Bag of Words & TF-IDF: Translating Text to Math

Pascual Vila
AI/NLP Instructor // Code Syllabus
Machine Learning algorithms cannot process raw text. They require numerical input. Text Vectorization is the bridge between human language and mathematical modeling, and it all starts with Bag of Words and TF-IDF.
The Baseline: Bag of Words (BoW)
The Bag of Words model is exactly what it sounds like: a text is represented as the bag of its words, disregarding grammar and even word order, but keeping track of frequency. It extracts a vocabulary from all the documents and creates a matrix where each row is a document, and each column represents a word from the vocabulary.
However, it suffers from two major issues: Sparsity (most documents don't use most words, resulting in matrices filled with zeros) and Lack of Semantic Meaning (the sentences "Dog bites man" and "Man bites dog" have the exact same BoW vector).
Enhancing with TF-IDF
To solve the issue of frequent but meaningless words (like "the", "a", "is") dominating the vectors, we use TF-IDF (Term Frequency-Inverse Document Frequency). It is a statistical measure that evaluates how relevant a word is to a document in a collection of documents.
- Term Frequency (TF): Measures how frequently a term occurs in a document. The higher the count, the more important it seems.
- Inverse Document Frequency (IDF): Measures how important a term is across the entire corpus.
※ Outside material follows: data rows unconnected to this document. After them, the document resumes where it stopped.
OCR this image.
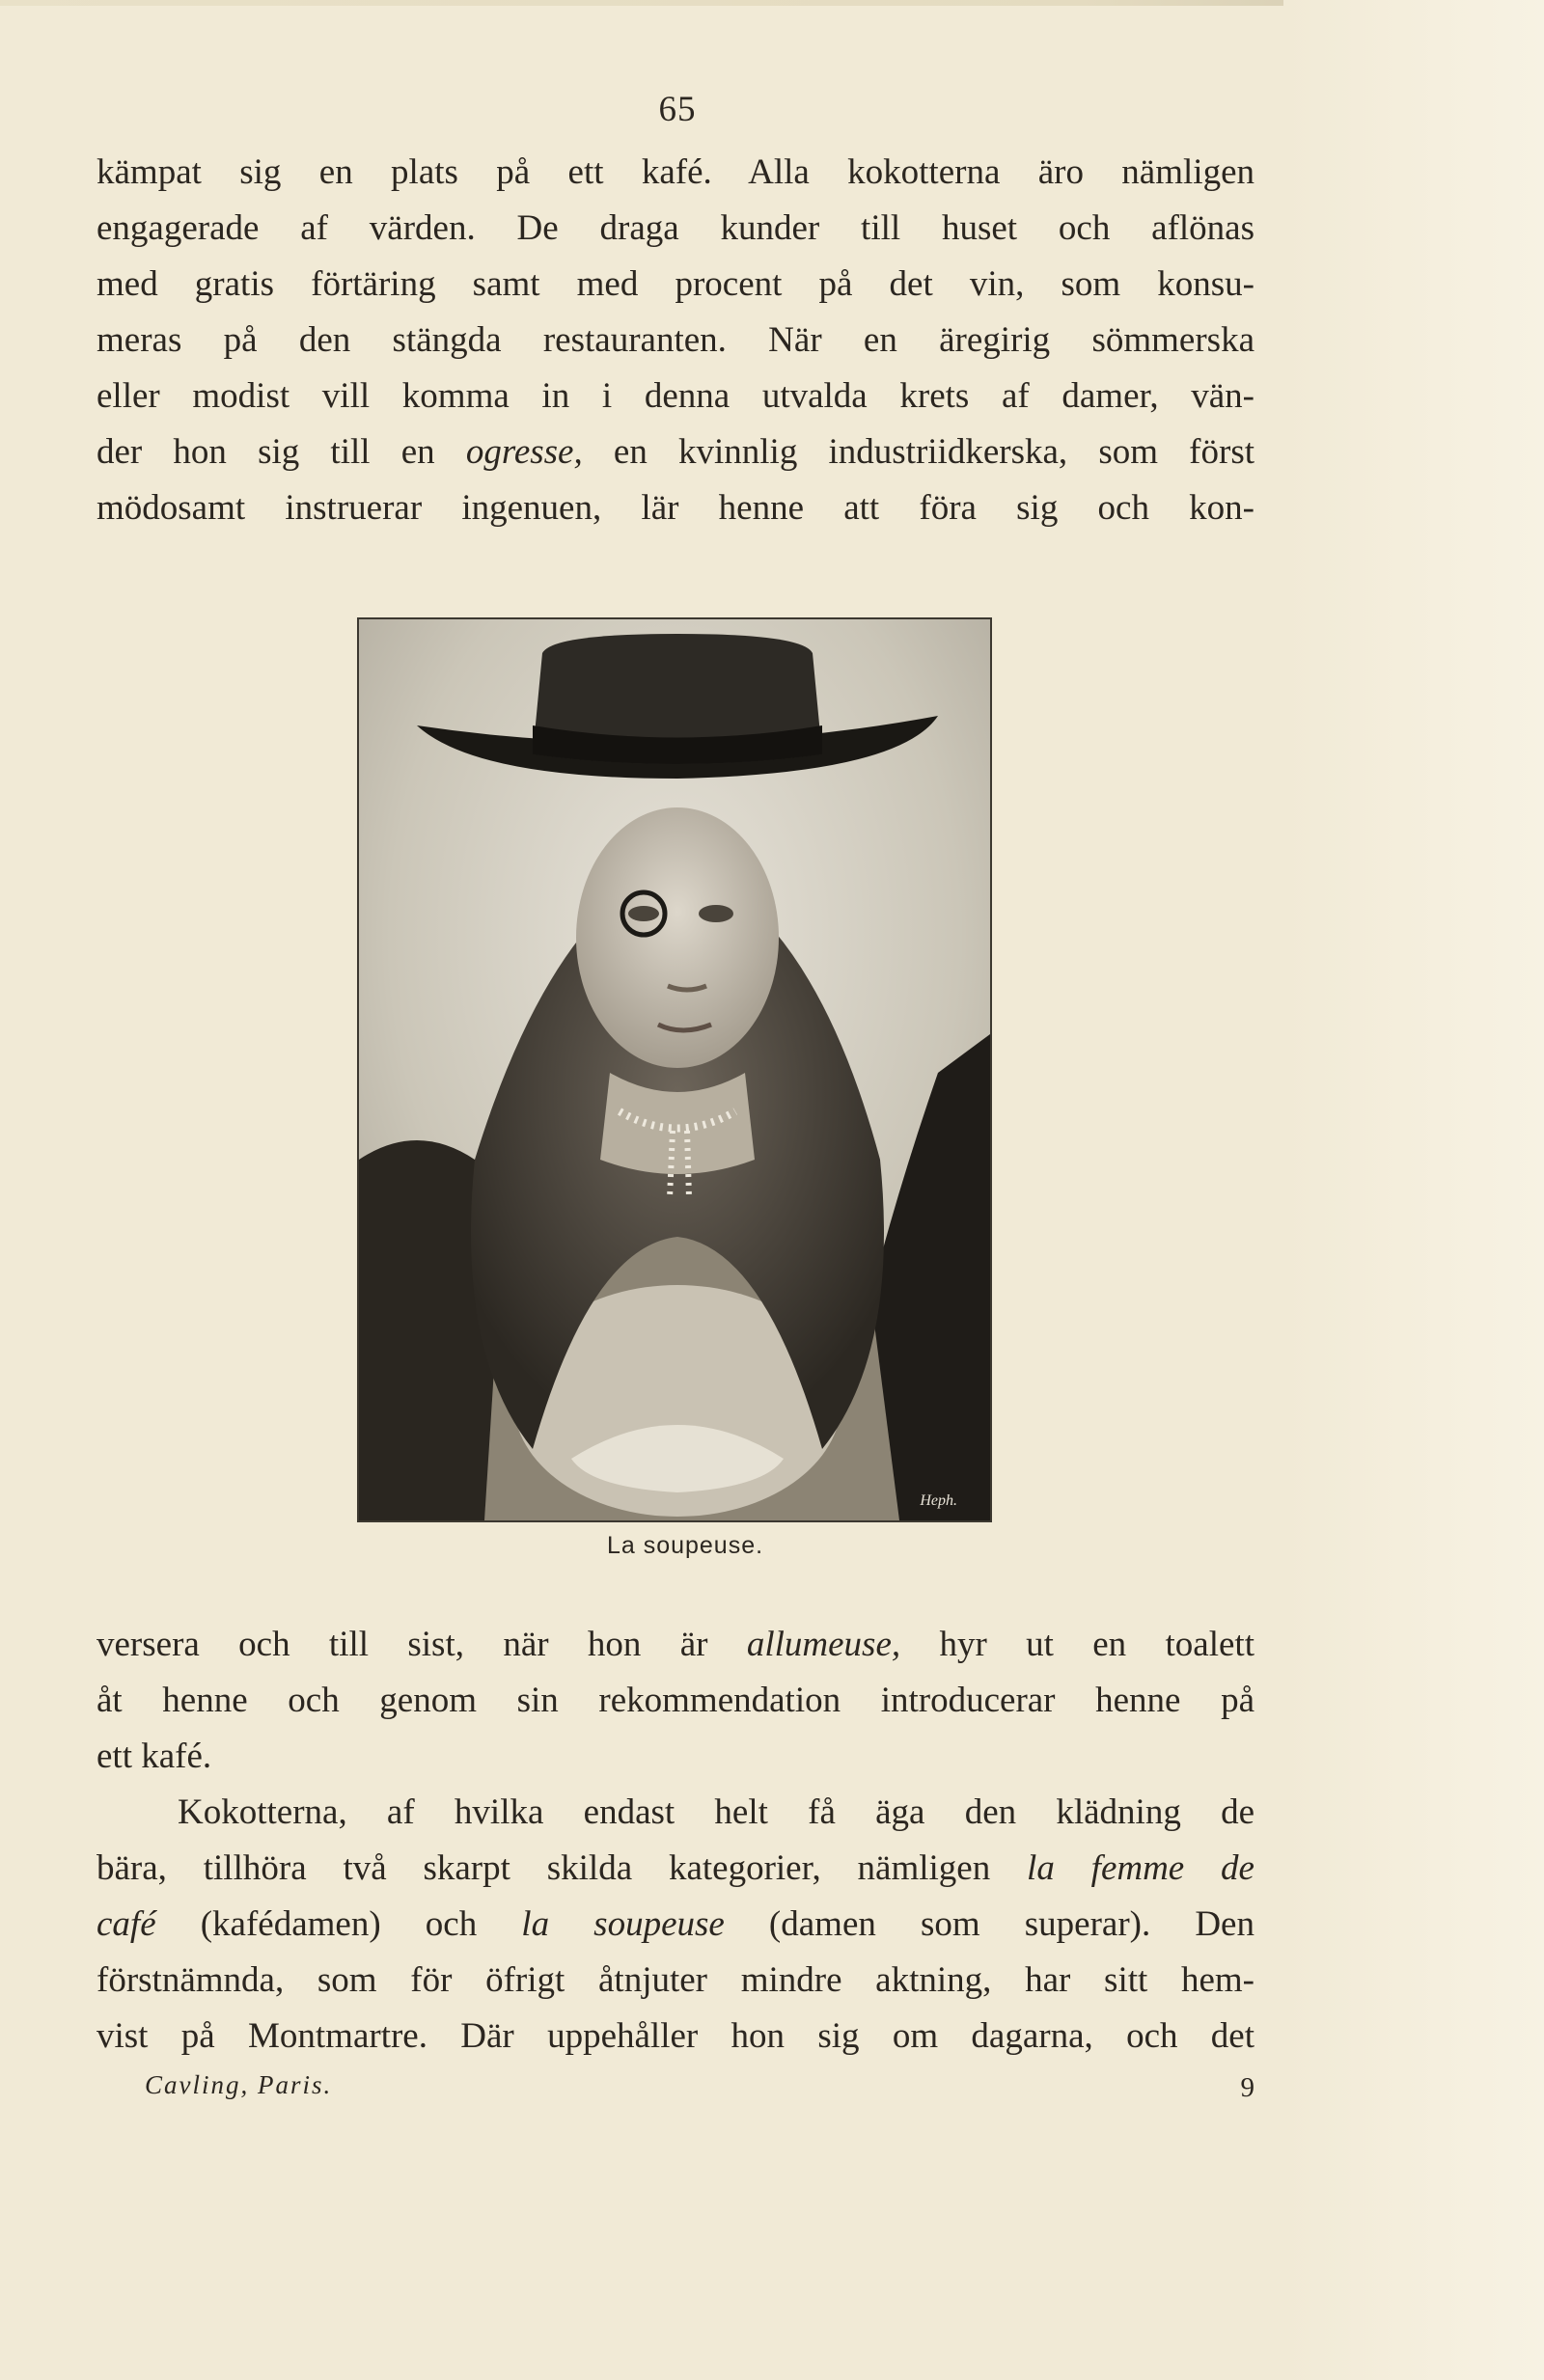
65
kämpat sig en plats på ett kafé. Alla kokotterna äro nämligen
engagerade af värden. De draga kunder till huset och aflönas
med gratis förtäring samt med procent på det vin, som konsu-
meras på den stängda restauranten. När en äregirig sömmerska
eller modist vill komma in i denna utvalda krets af damer, vän-
der hon sig till en ogresse, en kvinnlig industriidkerska, som först
mödosamt instruerar ingenuen, lär henne att föra sig och kon-
Heph.
La soupeuse.
versera och till sist, när hon är allumeuse, hyr ut en toalett
åt henne och genom sin rekommendation introducerar henne på
ett kafé.
Kokotterna, af hvilka endast helt få äga den klädning de
bära, tillhöra två skarpt skilda kategorier, nämligen la femme de
café (kafédamen) och la soupeuse (damen som superar). Den
förstnämnda, som för öfrigt åtnjuter mindre aktning, har sitt hem-
vist på Montmartre. Där uppehåller hon sig om dagarna, och det
Cavling, Paris.	9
It weighs down the frequent terms and scales up the rare ones.
Implementation Tip: Sparse Matrices+
When using sklearn.feature_extraction.text.TfidfVectorizer, the returned object is a SciPy Sparse Matrix, not a standard NumPy array. This saves massive amounts of RAM because it only stores the non-zero values. If you try to run .toarray() on a large corpus, your kernel will likely crash due to memory exhaustion!
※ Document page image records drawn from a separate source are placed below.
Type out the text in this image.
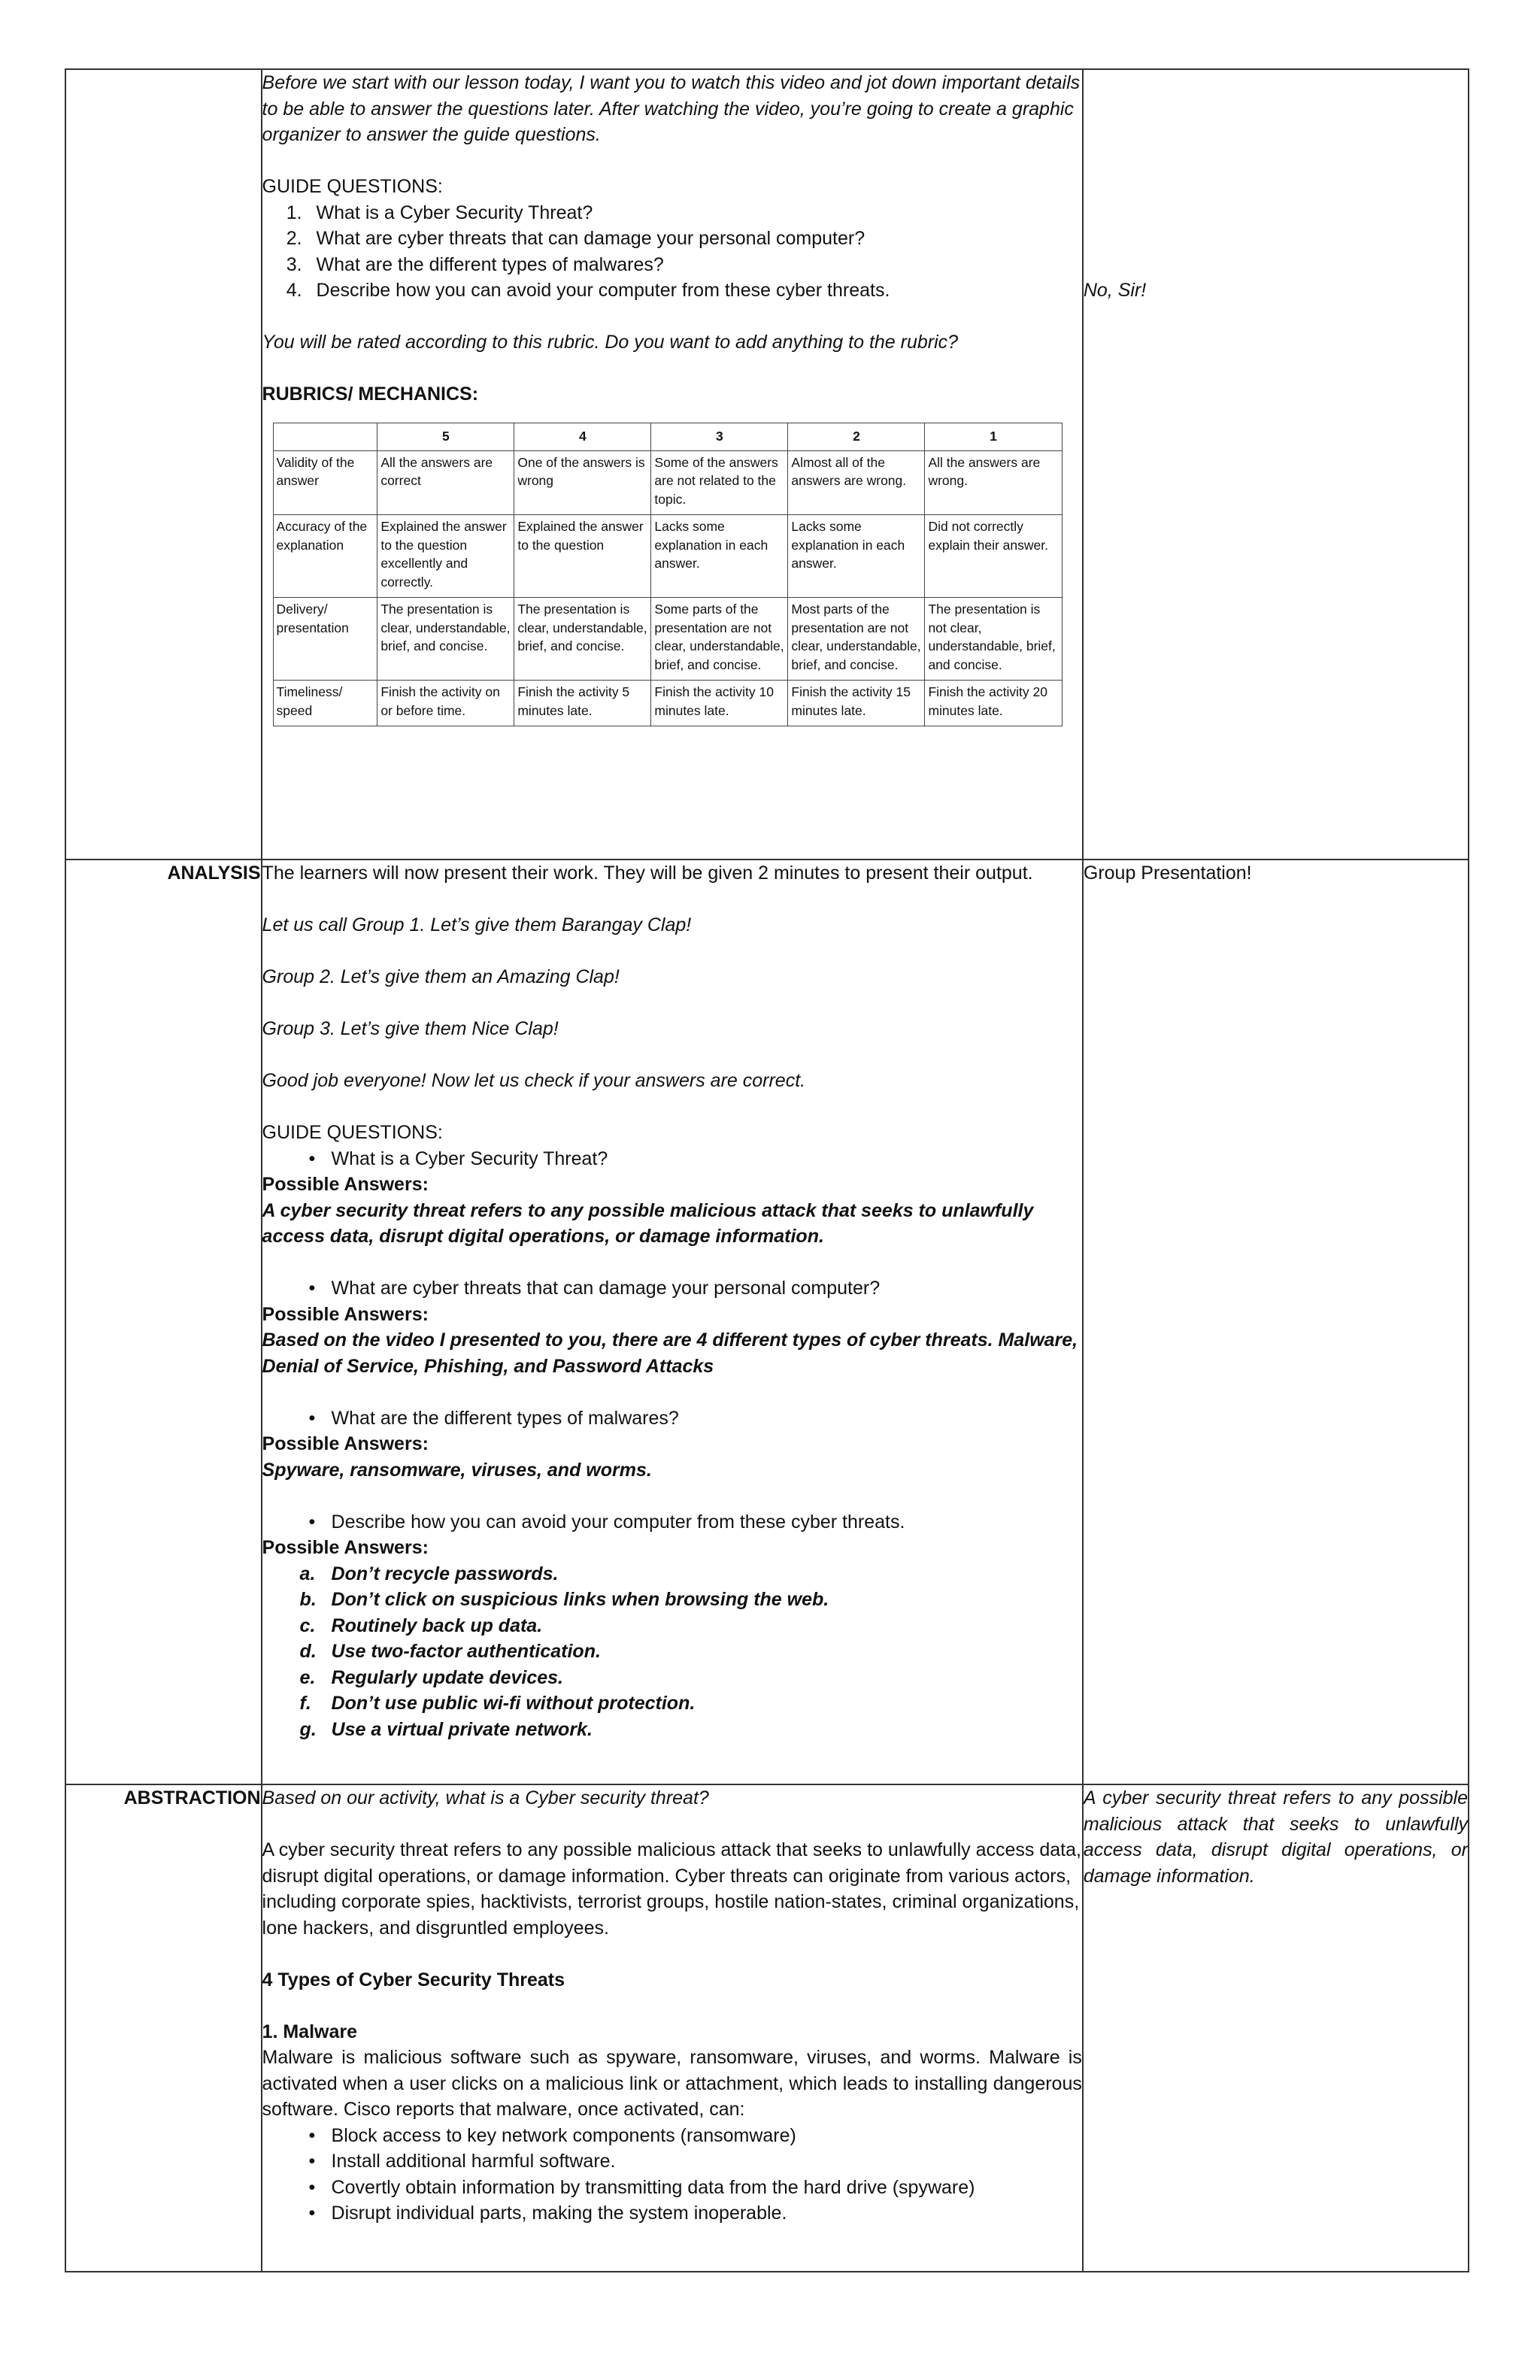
Before we start with our lesson today, I want you to watch this video and jot down important details to be able to answer the questions later. After watching the video, you’re going to create a graphic organizer to answer the guide questions.
GUIDE QUESTIONS:
1. What is a Cyber Security Threat?
2. What are cyber threats that can damage your personal computer?
3. What are the different types of malwares?
4. Describe how you can avoid your computer from these cyber threats.
You will be rated according to this rubric. Do you want to add anything to the rubric?
RUBRICS/ MECHANICS:
	5	4	3	2	1
Validity of the answer	All the answers are correct	One of the answers is wrong	Some of the answers are not related to the topic.	Almost all of the answers are wrong.	All the answers are wrong.
Accuracy of the explanation	Explained the answer to the question excellently and correctly.	Explained the answer to the question	Lacks some explanation in each answer.	Lacks some explanation in each answer.	Did not correctly explain their answer.
Delivery/ presentation	The presentation is clear, understandable, brief, and concise.	The presentation is clear, understandable, brief, and concise.	Some parts of the presentation are not clear, understandable, brief, and concise.	Most parts of the presentation are not clear, understandable, brief, and concise.	The presentation is not clear, understandable, brief, and concise.
Timeliness/ speed	Finish the activity on or before time.	Finish the activity 5 minutes late.	Finish the activity 10 minutes late.	Finish the activity 15 minutes late.	Finish the activity 20 minutes late.

No, Sir!

ANALYSIS	The learners will now present their work. They will be given 2 minutes to present their output.
Let us call Group 1. Let’s give them Barangay Clap!
Group 2. Let’s give them an Amazing Clap!
Group 3. Let’s give them Nice Clap!
Good job everyone! Now let us check if your answers are correct.
GUIDE QUESTIONS:
• What is a Cyber Security Threat?
Possible Answers:
A cyber security threat refers to any possible malicious attack that seeks to unlawfully access data, disrupt digital operations, or damage information.
• What are cyber threats that can damage your personal computer?
Possible Answers:
Based on the video I presented to you, there are 4 different types of cyber threats. Malware, Denial of Service, Phishing, and Password Attacks
• What are the different types of malwares?
Possible Answers:
Spyware, ransomware, viruses, and worms.
• Describe how you can avoid your computer from these cyber threats.
Possible Answers:
a. Don’t recycle passwords.
b. Don’t click on suspicious links when browsing the web.
c. Routinely back up data.
d. Use two-factor authentication.
e. Regularly update devices.
f. Don’t use public wi-fi without protection.
g. Use a virtual private network.

Group Presentation!

ABSTRACTION	Based on our activity, what is a Cyber security threat?
A cyber security threat refers to any possible malicious attack that seeks to unlawfully access data, disrupt digital operations, or damage information. Cyber threats can originate from various actors, including corporate spies, hacktivists, terrorist groups, hostile nation-states, criminal organizations, lone hackers, and disgruntled employees.
4 Types of Cyber Security Threats
1. Malware
Malware is malicious software such as spyware, ransomware, viruses, and worms. Malware is activated when a user clicks on a malicious link or attachment, which leads to installing dangerous software. Cisco reports that malware, once activated, can:
• Block access to key network components (ransomware)
• Install additional harmful software.
• Covertly obtain information by transmitting data from the hard drive (spyware)
• Disrupt individual parts, making the system inoperable.

A cyber security threat refers to any possible malicious attack that seeks to unlawfully access data, disrupt digital operations, or damage information.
❓ Frequently Asked Questions (NLP)
What is the main difference between Bag of Words and TF-IDF?
Bag of Words simply counts the number of times each word appears in a document. All words are treated equally.
TF-IDF not only looks at the frequency of the word in a specific document but also considers how often it appears across all documents. It penalizes highly frequent words, giving higher weights to words that are unique and descriptive of a specific text.
Why are BoW matrices considered "Sparse"?
In a large corpus, the total vocabulary might be 50,000 unique words. A single short document (like a tweet) might only contain 10 words. The resulting vector for that document will have 10 non-zero values and 49,990 zeros. A matrix full of mostly zeros is called a "sparse matrix".
Can Bag of Words understand context?
No. Because it entirely ignores the order of words, "This movie is not good, it is bad" and "This movie is not bad, it is good" will yield the exact same BoW vector, even though their meanings are opposites. For context awareness, we move to Word Embeddings (like Word2Vec) or Transformers (like BERT).